CC: Na avaliação do senhor, o
Nordeste tem tentado unir forças regionais contra possíveis desmandos do
governo federal, já que o presidente Jair Bolsonaro tem embates políticos com
os governadores da região?
MN: O
Comitê Científico não tem nenhuma disposição política porque o vírus não tem
ideologia. O governo federal tem que ajudar os estados, tem que mandar muito
mais dinheiro para os estados do Nordeste do que está mandando, porque o Brasil
não tem só a região Sudeste. Tem a Região Norte, que está entrando em colapso,
como é o caso de Manaus e Macapá. E não existe nenhum bairrismo nas nossas
decisões – tanto é que estamos trabalhando com pessoas de todas as regiões do
Brasil e com pesquisadores estrangeiros.
Isso aí é algo que você tem que
perguntar para os governadores. Não tenho interesse em me envolver com isso,
porque todos os políticos do mundo deveriam se dar conta que todos os cálculos
eleitorais que eles fazem deveriam ser jogados na lata do lixo. O mundo que
eles conheciam acabou. O mundo que nós vivemos hoje é outro mundo, e o mundo
que viveremos depois dessa pandemia é outro. Se eu posso aconselhar qualquer
pessoa nesse mundo, é dizer que a temática é outra: é salvar vidas, é amenizar
o sofrimento. E, no Brasil, essa não é uma tarefa trivial, pois esse é um país
sem uma rede de esgoto universal.
Outro dia, a gente soltou um
estudo mostrando que o vírus sobrevive nas fezes até 30 dias depois da pessoa
não ter mais o vírus nas vias respiratórias. O que isso significa em um país
com uma quantidade enorme de pessoas sem acesso ao saneamento? Outros vírus
sobrevivem em fezes também, não é algo novo, mas, dada a letalidade desse
vírus, você saber de um dado desses é fundamental.

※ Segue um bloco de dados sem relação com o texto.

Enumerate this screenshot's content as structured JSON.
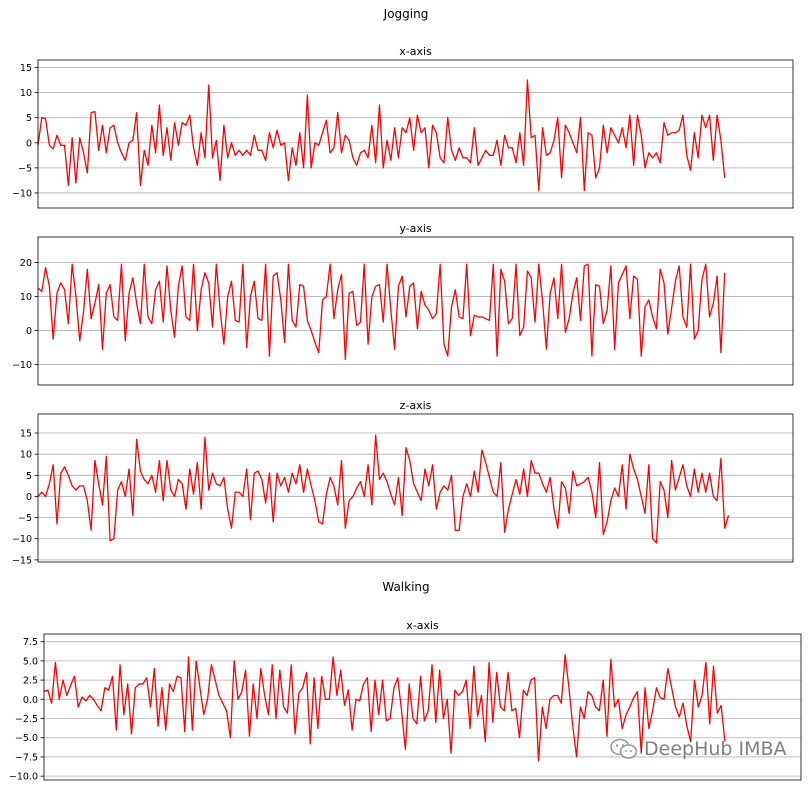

A resposta imunológica das
pessoas tem sido muito fraca, e eu tenho conversado sobre isso com colegas
infectologistas, porque pode ser um fator limitante no desenvolvimento das
vacinas ou mesmo no uso do plasma das pessoas infectadas que sobreviveram.
São detalhes biológicos que
precisam ser compilados, amarrados, traduzidos e explicados não só para os
governadores, mas para a população. Porque o cara pensa: ‘Pô, eu tô em casa
porque mandaram, perdi meu emprego, minha família tá sem recursos: como é que
vou justificar isso para mim mesmo e para meus filhos?’.
CC: O que precisamos fazer,
daqui para a frente, para superar o coronavírus?
MN: No
momento, a recomendação mais fundamental é o distanciamento social, eu não
tenho a menor dúvida. O mundo inteiro está tomando as medidas certas. Eu queria
saber o que existe de diferente aqui… e eu sei: existe uma completa negação da
ciência, da medicina.
Os caras saem dando drogas e
medicamentos que não têm a menor eficácia para as pessoas, com a justificativa
de que precisam “salvar um paciente” – mas você vai salvar como, se irá induzir
a pessoa a um ataque cardíaco? Tem professor titular da Faculdade de Medicina
da USP (Universidade de São Paulo) dando entrevista para jornais dizendo que os
cientistas levam “muito tempo” para demonstrar a eficácia das drogas. Ele
queria o quê? Que liberássemos drogas a esmo, para ele justificar os absurdos
que eles preconizam?
No Comitê Científico, tem
também um comitê de direitos humanos, justiça e segurança que, entre outras
funções, discute o cenário futuro. O que vai acontecer? Quais serão as
implicações geopolíticas e para o Brasil a longo prazo? O que essa pandemia tem
mostrado sobre o modelo civilizatório que criamos no planeta, que é essa
globalização da economia e do capital sem a globalização da gestão política?
Mostrou a dificuldade que é você não poder produzir o que precisa no seu país,
por exemplo. Esse é o objetivo. Nós estamos mostrando como a ciência
responde. A ciência não tem bairrismo, regionalismo, isso não existe. Talvez a
ciência possa dar uma lição aos economistas e políticos do pós-pandemia sobre
como a humanidade deveria funcionar.